The NFL has continuously stated that they would like to try and keep teams in their home markets. The city will have to rely on the NFL to help keep the Chargers in town, because the Bolts have left the negotiation table.
As far as the EIR, though, Faulconer believes that it’s an important thing, regardless of whether the Chargers stay in town or not.
“Regardless of what ultimately happens with the team, this environmental impact report is valuable to taxpayers,” he said in a release. “Whether a new stadium is built or Qualcomm Stadium is simply demolished, this environmental analysis can be used.”
Chargers special counsel Mark Fabiani said earlier this week that a stadium EIR report would be “a complete waste of taxpayer money.”
However, the money for the EIR will come from unrestricted state funds owed to the city, according to Faulconer’s office. Awbrey also said their plan will “not include any new taxes.”
Awbrey also went on to say in a release that a multipurpose stadium could be valuable even if the Chargers don’t stay in San Diego.

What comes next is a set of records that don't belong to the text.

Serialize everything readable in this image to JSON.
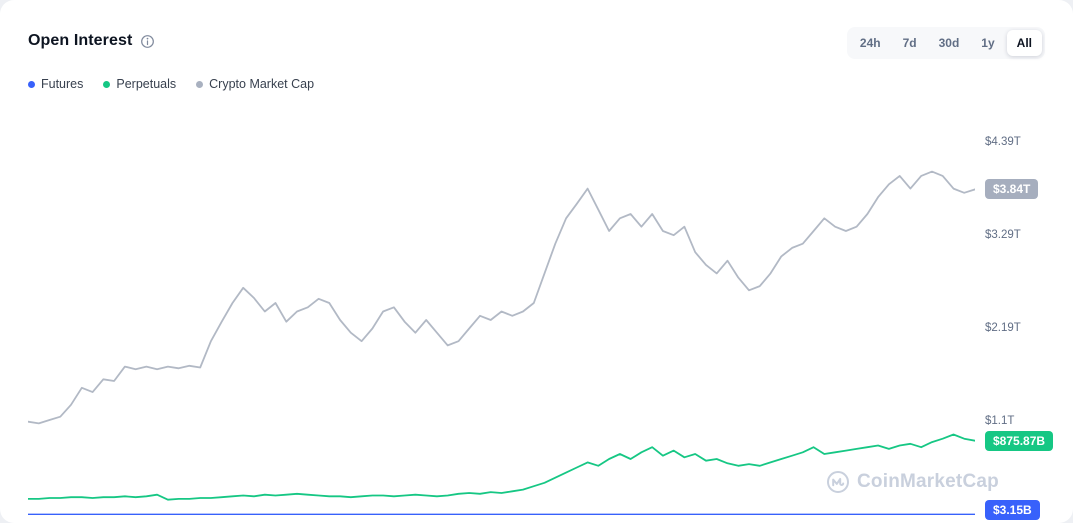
{
  "header": {
    "title": "Open Interest",
    "ranges": [
      "24h",
      "7d",
      "30d",
      "1y",
      "All"
    ],
    "active_range": "All"
  },
  "legend": [
    {
      "label": "Futures",
      "color": "#3861fb"
    },
    {
      "label": "Perpetuals",
      "color": "#16c784"
    },
    {
      "label": "Crypto Market Cap",
      "color": "#a9b1c0"
    }
  ],
  "watermark": "CoinMarketCap",
  "colors": {
    "futures_blue": "#3861fb",
    "perpetuals_green": "#16c784",
    "market_cap_gray": "#b2b9c5",
    "active_pill_text": "#0d1421",
    "muted_text": "#616e85"
  },
  "chart_data": {
    "type": "line",
    "title": "Open Interest",
    "x_axis": {
      "labels_visible": false,
      "note": "time, oldest to newest, evenly spaced samples"
    },
    "grid": false,
    "legend_position": "top-left",
    "ylim_T": [
      0,
      4.6
    ],
    "y_ticks": [
      {
        "label": "$4.39T",
        "value_T": 4.39
      },
      {
        "label": "$3.29T",
        "value_T": 3.29
      },
      {
        "label": "$2.19T",
        "value_T": 2.19
      },
      {
        "label": "$1.1T",
        "value_T": 1.1
      }
    ],
    "series": [
      {
        "name": "Crypto Market Cap",
        "color": "#b2b9c5",
        "badge_color": "#a6aebe",
        "stroke_width": 1.8,
        "last_value_label": "$3.84T",
        "values_T": [
          1.1,
          1.08,
          1.12,
          1.16,
          1.3,
          1.5,
          1.45,
          1.6,
          1.58,
          1.75,
          1.72,
          1.75,
          1.72,
          1.75,
          1.73,
          1.76,
          1.74,
          2.05,
          2.28,
          2.5,
          2.68,
          2.56,
          2.4,
          2.5,
          2.28,
          2.4,
          2.45,
          2.55,
          2.5,
          2.3,
          2.15,
          2.05,
          2.2,
          2.4,
          2.45,
          2.28,
          2.15,
          2.3,
          2.15,
          2.0,
          2.05,
          2.2,
          2.35,
          2.3,
          2.4,
          2.35,
          2.4,
          2.5,
          2.85,
          3.2,
          3.5,
          3.67,
          3.85,
          3.6,
          3.35,
          3.5,
          3.55,
          3.4,
          3.55,
          3.35,
          3.3,
          3.4,
          3.1,
          2.95,
          2.85,
          3.0,
          2.8,
          2.65,
          2.7,
          2.85,
          3.05,
          3.15,
          3.2,
          3.35,
          3.5,
          3.4,
          3.35,
          3.4,
          3.55,
          3.75,
          3.9,
          4.0,
          3.85,
          4.0,
          4.05,
          4.0,
          3.85,
          3.8,
          3.84
        ]
      },
      {
        "name": "Perpetuals",
        "color": "#16c784",
        "badge_color": "#16c784",
        "stroke_width": 1.8,
        "last_value_label": "$875.87B",
        "values_T": [
          0.19,
          0.19,
          0.2,
          0.2,
          0.21,
          0.21,
          0.2,
          0.21,
          0.21,
          0.22,
          0.21,
          0.22,
          0.24,
          0.18,
          0.19,
          0.19,
          0.2,
          0.2,
          0.21,
          0.22,
          0.23,
          0.22,
          0.24,
          0.23,
          0.24,
          0.25,
          0.24,
          0.23,
          0.22,
          0.22,
          0.21,
          0.22,
          0.23,
          0.23,
          0.22,
          0.23,
          0.24,
          0.23,
          0.22,
          0.23,
          0.25,
          0.26,
          0.25,
          0.27,
          0.26,
          0.28,
          0.3,
          0.34,
          0.38,
          0.44,
          0.5,
          0.56,
          0.62,
          0.58,
          0.66,
          0.72,
          0.66,
          0.74,
          0.8,
          0.7,
          0.76,
          0.68,
          0.72,
          0.64,
          0.66,
          0.61,
          0.58,
          0.6,
          0.58,
          0.62,
          0.66,
          0.7,
          0.74,
          0.8,
          0.72,
          0.74,
          0.76,
          0.78,
          0.8,
          0.82,
          0.78,
          0.82,
          0.84,
          0.8,
          0.86,
          0.9,
          0.95,
          0.9,
          0.876
        ]
      },
      {
        "name": "Futures",
        "color": "#3861fb",
        "badge_color": "#3861fb",
        "stroke_width": 2.2,
        "last_value_label": "$3.15B",
        "values_T": [
          0.00315,
          0.00315,
          0.00315,
          0.00315,
          0.00315
        ]
      }
    ]
  }
}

The city still believes that it could complete the EIR by January 2016 and hold an anticipated special election for a Mission Valley stadium.
A meeting will be held on July 15 to plan a draft EIR for the Mission Valley project presented by the Mayor’s Citizen Stadium Advisory Group.
While the city goes on with its pursuit of a Mission Valley Stadium, the Chargers continue to pursue their joint-complex stadium venture in Carson with the Oakland Raiders.